WASHINGTON — Justice Clarence Thomas took unusual steps Thursday in calling attention to crime victims as the Supreme Court ruled in two death penalty cases.

Thomas dissented from the 5-4 majority that barred Louisiana from executing a convicted killer who is mentally disabled, and at the end of his opinion, included a photo of Kevan Brumfield's victim, off-duty Baton Rouge police Cpl. Betty Smothers.

Thomas took the majority to task for its "disrespect for the human cost of its decision," noting that Brumfield "deprived the people of Baton Rouge of one of their police officers and six children of their mother" when he shot her during a robbery.

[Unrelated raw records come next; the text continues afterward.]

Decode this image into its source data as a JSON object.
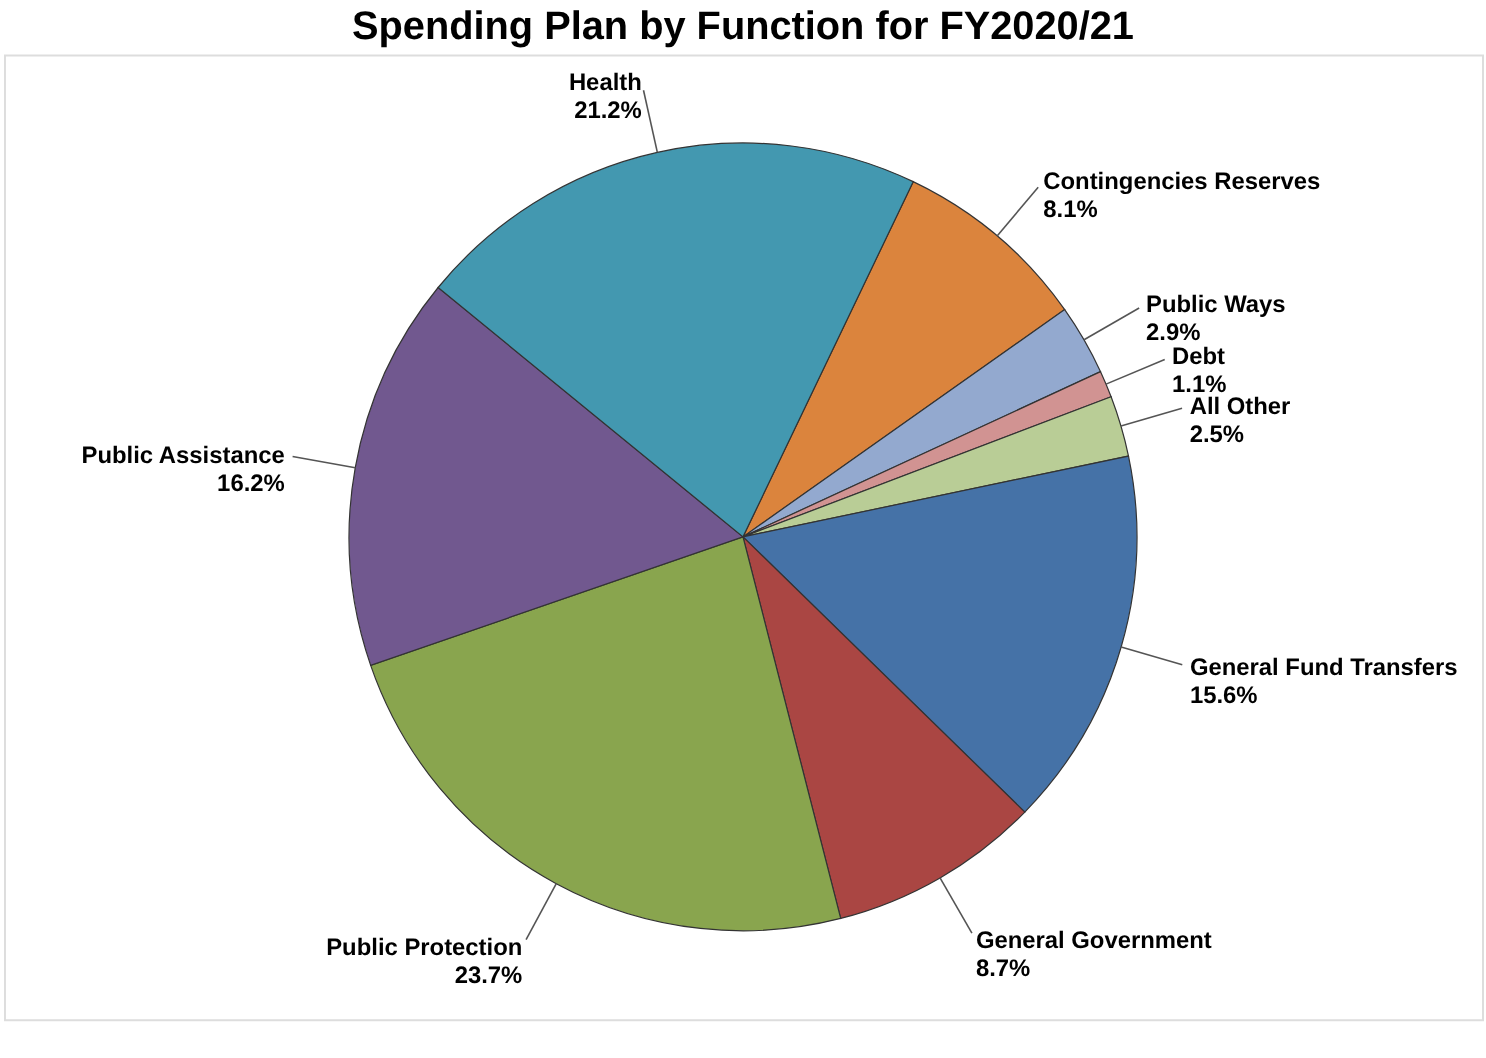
{
  "chart_data": {
    "type": "pie",
    "title": "Spending Plan by Function for FY2020/21",
    "categories": [
      "Contingencies Reserves",
      "Public Ways",
      "Debt",
      "All Other",
      "General Fund Transfers",
      "General Government",
      "Public Protection",
      "Public Assistance",
      "Health"
    ],
    "values": [
      8.1,
      2.9,
      1.1,
      2.5,
      15.6,
      8.7,
      23.7,
      16.2,
      21.2
    ],
    "value_labels": [
      "8.1%",
      "2.9%",
      "1.1%",
      "2.5%",
      "15.6%",
      "8.7%",
      "23.7%",
      "16.2%",
      "21.2%"
    ],
    "colors": [
      "#db843d",
      "#93a9cf",
      "#d19392",
      "#b9cd96",
      "#4572a7",
      "#aa4643",
      "#89a54e",
      "#71588f",
      "#4398b0"
    ],
    "legend": false
  }
}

Thomas also referred to a video of Brumfield's confession that was posted on the Supreme Court's website. He devoted two full pages to discussing the life of one of Smothers' children, Warrick Dunn, who "quickly stepped into the role of father figure to his younger siblings" and would go on to become a star running back at Florida State and later in the NFL.

He noted that Dunn and Brumfield grew up with absent fathers, but "unlike Brumfield, Warrick did not use the absence of a father figure as a justification for murder."

The sentiments are not out of place for Thomas, who consistently takes a tough approach to criminal defendants and openly rejects hard-luck life stories as a reason for criminal behavior. They also reflect Thomas' own experience growing up in poverty after his father abandoned the family.

While Thomas was joined in dissent by Chief Justice John Roberts and Justices Antonin Scalia and Samuel Alito, those three other conservatives declined to join the part of Thomas' opinion that compared the lives of Dunn and Brumfield.

Alito wrote that Dunn's story was "inspiring," but the justice did "not want to suggest that it is essential to the legal analysis in this case."

In a second 5-4 case Thursday, Thomas was in the majority with the court's conservatives in reinstating the conviction and death sentence of a California man convicted in a triple murder. The court ruled Hector Ayala was not entitled to a new trial even though a lower court made mistakes when it considered whether prosecutors illegally excluded blacks and Hispanics from the jury.

Noting that Ayala has been in solitary confinement for most of his 25 years in custody. Justice Anthony Kennedy used the case as an opportunity to repeat his long-held views that "years on end of near-total isolation exacts a terrible price."

In a brief retort, Thomas said "the accommodations in which Ayala is housed are a far sight more spacious than those in which his victims ... now rest."